I remember when the new Canadian flag was first mooted. Schoolchildren were urged to create their own designs, and I seem to recall that we all riffed on an array of maple leaves, some ten in total (representing the provinces and territories of the dominion) which was spread like outstretched fingers across the landscape, bordered on each side by a swathe of blue to represent the sea. I think that design was in the running right up to the final announcement of the big bold single leaf bordered by even more red. Now, of course, every travelling Canadian tends to emblazon their gear with the red maple leaf flag to distinguish themselves from their continental neighbours to the south.
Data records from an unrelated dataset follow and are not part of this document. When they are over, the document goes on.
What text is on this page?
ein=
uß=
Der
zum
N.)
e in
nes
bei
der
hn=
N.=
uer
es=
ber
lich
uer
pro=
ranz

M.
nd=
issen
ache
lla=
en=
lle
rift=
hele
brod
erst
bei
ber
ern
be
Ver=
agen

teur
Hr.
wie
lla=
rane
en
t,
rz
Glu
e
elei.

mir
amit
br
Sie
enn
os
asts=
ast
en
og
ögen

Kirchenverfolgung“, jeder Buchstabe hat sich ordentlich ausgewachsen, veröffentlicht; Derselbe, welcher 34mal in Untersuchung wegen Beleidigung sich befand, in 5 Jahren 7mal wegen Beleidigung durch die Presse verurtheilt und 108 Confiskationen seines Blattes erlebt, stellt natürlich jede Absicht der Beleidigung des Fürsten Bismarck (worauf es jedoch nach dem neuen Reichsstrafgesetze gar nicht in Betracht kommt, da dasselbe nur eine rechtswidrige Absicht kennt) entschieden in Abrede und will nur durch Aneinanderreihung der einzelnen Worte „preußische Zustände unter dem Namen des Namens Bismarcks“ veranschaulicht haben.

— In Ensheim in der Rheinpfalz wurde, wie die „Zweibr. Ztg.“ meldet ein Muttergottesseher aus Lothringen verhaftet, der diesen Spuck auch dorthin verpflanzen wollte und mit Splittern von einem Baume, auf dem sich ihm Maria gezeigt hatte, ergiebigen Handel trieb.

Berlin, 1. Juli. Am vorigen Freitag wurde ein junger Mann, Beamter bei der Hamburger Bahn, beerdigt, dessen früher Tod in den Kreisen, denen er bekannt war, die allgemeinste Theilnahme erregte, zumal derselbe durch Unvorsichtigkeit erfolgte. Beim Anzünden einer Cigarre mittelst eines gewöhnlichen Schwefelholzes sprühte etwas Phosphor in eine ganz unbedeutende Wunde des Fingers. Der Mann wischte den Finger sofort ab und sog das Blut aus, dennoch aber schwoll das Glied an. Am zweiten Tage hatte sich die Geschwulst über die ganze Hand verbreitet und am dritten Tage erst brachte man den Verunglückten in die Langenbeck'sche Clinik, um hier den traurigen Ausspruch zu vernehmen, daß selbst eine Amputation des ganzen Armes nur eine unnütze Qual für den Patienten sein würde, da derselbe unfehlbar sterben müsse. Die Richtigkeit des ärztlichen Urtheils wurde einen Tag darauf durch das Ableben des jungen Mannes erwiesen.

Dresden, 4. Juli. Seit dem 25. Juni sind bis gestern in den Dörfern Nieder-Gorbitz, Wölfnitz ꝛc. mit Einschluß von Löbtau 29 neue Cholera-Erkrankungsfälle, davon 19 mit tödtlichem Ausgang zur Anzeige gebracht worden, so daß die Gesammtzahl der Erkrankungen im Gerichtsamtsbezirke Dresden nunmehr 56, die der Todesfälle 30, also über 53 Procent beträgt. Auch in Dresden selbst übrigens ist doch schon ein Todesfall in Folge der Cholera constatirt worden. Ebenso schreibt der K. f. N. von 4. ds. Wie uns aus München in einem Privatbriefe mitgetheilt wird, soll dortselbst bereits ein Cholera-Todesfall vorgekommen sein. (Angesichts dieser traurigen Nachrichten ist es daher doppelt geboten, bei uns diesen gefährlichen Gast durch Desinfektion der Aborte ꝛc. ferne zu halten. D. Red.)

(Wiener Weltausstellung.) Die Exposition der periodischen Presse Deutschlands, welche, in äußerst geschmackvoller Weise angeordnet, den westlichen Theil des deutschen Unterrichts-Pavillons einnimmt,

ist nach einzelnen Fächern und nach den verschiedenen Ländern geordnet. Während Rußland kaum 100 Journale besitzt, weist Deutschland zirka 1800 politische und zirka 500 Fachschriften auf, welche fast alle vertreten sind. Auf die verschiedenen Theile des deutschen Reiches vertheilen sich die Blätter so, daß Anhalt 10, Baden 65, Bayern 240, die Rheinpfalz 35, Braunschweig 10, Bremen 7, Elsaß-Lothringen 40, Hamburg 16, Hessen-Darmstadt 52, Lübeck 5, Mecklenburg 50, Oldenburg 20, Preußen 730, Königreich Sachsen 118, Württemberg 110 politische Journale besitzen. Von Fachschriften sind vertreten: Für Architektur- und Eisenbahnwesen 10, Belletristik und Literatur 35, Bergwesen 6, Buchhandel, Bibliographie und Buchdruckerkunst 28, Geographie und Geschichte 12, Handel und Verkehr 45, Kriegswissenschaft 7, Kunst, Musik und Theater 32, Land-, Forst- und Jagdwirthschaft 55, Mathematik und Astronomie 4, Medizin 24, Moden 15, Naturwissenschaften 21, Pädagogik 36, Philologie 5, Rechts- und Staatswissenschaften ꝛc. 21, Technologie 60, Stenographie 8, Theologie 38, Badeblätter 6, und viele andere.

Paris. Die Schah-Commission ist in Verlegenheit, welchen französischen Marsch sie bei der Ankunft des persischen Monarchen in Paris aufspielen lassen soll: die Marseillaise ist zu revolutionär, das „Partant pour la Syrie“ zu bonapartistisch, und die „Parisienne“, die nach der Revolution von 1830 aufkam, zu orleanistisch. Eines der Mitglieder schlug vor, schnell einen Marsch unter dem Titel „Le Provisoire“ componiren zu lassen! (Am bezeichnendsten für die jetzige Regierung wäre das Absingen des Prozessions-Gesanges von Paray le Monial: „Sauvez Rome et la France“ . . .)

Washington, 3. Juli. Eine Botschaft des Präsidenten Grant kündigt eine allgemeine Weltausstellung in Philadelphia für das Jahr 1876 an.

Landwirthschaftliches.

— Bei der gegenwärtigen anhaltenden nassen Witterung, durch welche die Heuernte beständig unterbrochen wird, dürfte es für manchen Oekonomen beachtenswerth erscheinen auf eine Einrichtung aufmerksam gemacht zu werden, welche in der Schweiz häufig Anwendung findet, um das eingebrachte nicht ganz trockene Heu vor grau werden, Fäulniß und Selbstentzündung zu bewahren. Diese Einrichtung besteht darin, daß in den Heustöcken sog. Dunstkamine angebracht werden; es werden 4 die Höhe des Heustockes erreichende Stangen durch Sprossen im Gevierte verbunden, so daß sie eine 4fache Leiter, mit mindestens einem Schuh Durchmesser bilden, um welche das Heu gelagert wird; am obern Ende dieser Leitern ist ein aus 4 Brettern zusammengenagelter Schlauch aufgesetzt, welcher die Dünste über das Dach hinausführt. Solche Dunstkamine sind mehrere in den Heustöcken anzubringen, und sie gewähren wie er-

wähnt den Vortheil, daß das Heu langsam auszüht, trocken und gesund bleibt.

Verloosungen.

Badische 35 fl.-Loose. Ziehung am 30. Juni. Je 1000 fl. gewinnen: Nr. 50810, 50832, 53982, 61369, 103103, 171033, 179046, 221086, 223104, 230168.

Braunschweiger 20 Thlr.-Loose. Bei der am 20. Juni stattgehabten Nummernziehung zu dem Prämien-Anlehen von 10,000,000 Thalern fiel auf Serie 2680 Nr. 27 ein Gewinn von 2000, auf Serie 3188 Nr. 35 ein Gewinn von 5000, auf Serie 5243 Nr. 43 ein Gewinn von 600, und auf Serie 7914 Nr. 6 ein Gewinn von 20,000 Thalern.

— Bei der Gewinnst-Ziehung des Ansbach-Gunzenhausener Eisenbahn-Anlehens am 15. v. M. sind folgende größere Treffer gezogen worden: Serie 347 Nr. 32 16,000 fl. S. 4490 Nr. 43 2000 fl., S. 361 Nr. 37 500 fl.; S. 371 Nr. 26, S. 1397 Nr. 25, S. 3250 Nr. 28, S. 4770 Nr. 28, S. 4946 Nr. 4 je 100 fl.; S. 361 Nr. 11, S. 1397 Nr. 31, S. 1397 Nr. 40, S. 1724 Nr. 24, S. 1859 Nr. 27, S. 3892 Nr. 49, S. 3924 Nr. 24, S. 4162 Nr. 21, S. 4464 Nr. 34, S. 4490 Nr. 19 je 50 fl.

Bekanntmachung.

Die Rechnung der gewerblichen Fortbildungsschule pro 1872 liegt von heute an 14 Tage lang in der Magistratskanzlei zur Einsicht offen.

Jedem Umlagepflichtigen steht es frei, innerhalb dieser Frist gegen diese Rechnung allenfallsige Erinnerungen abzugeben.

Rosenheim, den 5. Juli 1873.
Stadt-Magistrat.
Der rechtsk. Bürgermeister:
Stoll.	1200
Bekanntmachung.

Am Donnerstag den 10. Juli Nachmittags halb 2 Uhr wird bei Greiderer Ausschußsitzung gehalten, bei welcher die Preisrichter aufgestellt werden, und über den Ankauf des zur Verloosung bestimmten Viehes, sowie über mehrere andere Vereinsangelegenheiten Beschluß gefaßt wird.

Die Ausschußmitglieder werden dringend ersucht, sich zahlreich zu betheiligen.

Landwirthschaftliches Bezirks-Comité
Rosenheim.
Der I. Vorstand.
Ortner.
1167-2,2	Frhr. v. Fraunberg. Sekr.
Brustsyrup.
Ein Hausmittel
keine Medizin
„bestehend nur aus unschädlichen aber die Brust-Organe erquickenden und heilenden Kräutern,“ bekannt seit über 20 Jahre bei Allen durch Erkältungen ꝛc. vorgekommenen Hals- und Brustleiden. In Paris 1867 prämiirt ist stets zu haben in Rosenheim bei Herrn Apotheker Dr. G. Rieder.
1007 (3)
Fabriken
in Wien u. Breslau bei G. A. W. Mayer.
Anyway, here in the Glen Kens, it’s the blackberry’s turn to shine, and startle it certainly does. Why, we wondered, do entire branches of the plant decide to turn crimson all at once, while their neighbour stays green? We’ll have to watch the huge blackberry jungle, over the next while, to see how the autumnal change affects the population as a whole. Perhaps it’s something to do with exposure: the turned leaves are, after all, on branches that arch proud out of the patch.
Gosh, I’m really tempted to make something out of these observations, but I’m tempered by the realisation that pretentiousness lies on the other side of that metaphor. And considering the quintessential ‘niceness’ of the Canadian mentality, that would hardly do.
I’m betting, however, that those leaves which turn red first will also be the first to flutter away in the chilling breezes as winter sets in. Who was it who exclaimed, ‘Live fast — die young!’ Some rock and roll god, no doubt. On the whole, I’m perfectly content to live slow and die rather older. Let me be a leaf on the lower branches, then, snuggled in with my peers, hanging on until winter bites in earnest.
In the meantime, I’ll enjoy the flashy display of those leaves that have gone before.